Вместо сведений личного характера он в объеме двух тысяч слов описал абиогенез и добавил врезку на пятьсот слов о пищеварении слона.

«Это не сенсация! – наложил свою визу новый редактор после прочтения корректуры. – Где грязишка на Зотт?»

– Не обнаружена, – ответил ему Рот.

Элизабет появилась на обложке журнала «Лайф» по прошествии двух месяцев: скрещенные на груди руки, мрачное лицо – и заголовок, сверстанный по обеим сторонам от портрета: «Почему мы проглотим все, что она состряпает». Материал растянули на шесть полос и включили полтора десятка бытовых фотографий: Элизабет на снегу, на эрге, в гриме, с расческой, в обнимку с собакой по кличке Шесть-Тридцать, на совещании с Уолтером Пайном. У Рота статья начиналась со слов о том, что на сегодняшний день Элизабет – самая умная телезнаменитость, но редактор вымарал «умная» и вставил «привлекательная». Далее шло краткое изложение нашумевших фрагментов: эпизод с огнетушителем, эпизод с ядовитыми грибами, эпизод «Я не верю в Бога» и множество других, вплоть до сентенции о том, что выпуски ее программы – это уроки жизни. Но остальное…

«Она – ангел смерти, – гласила цитата, которую рьяный молодой репортер вытянул из отца Зотт в комнате для свиданий тюрьмы Синг-Синг. – Дьявольское отродье. Выскочка».

Тот же рьяный юнец заполучил комментарий профессора Калифорнийского университета в Лос-Анджелесе доктора Майерса: там Зотт характеризовалась как «весьма посредственная студентка, которая больше интересовалась мужчинами, нежели молекулами» и при этом «далеко не такая эффектная в жизни, как на экране».

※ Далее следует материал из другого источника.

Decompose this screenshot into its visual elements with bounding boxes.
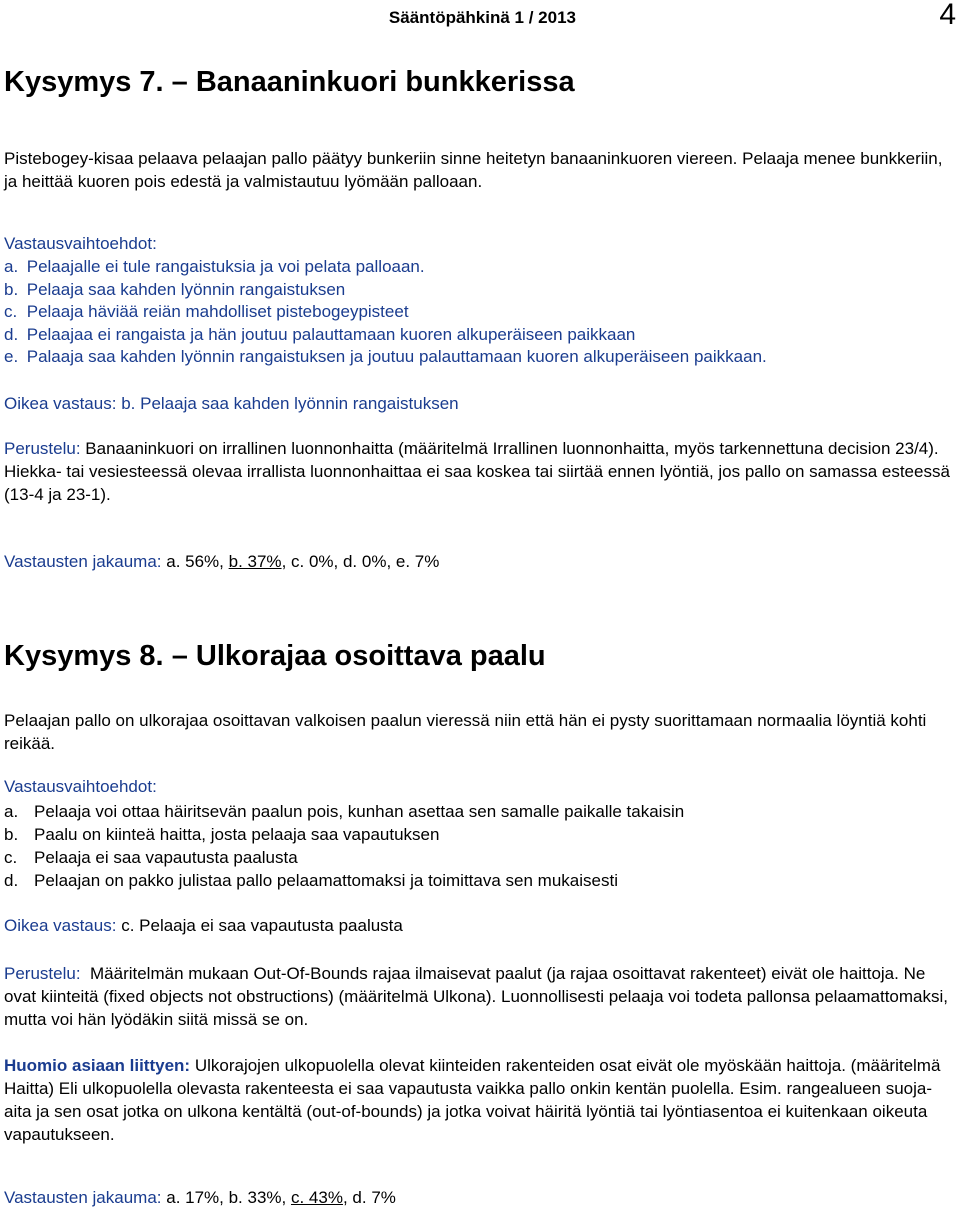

– Кто-кто? – переспросил Донатти, когда начинающий журналист решил копнуть ее послужной список. – Какая Зотт? Хотя подожди… ты имеешь в виду Конфетку Лиззи? Конфетка – такое у нее было прозвище, – сказал Донатти. – Она возмущалась, но всем своим видом показывала, что совсем не против. – Он улыбнулся и, словно в доказательство своих слов, показал ее старый лабораторный халат, на котором сохранились инициалы «Э. З.». – Конфетка была образцовой лаборанткой: на эту позицию мы обычно берем тех, у кого есть тяга к науке, но нет мозгов.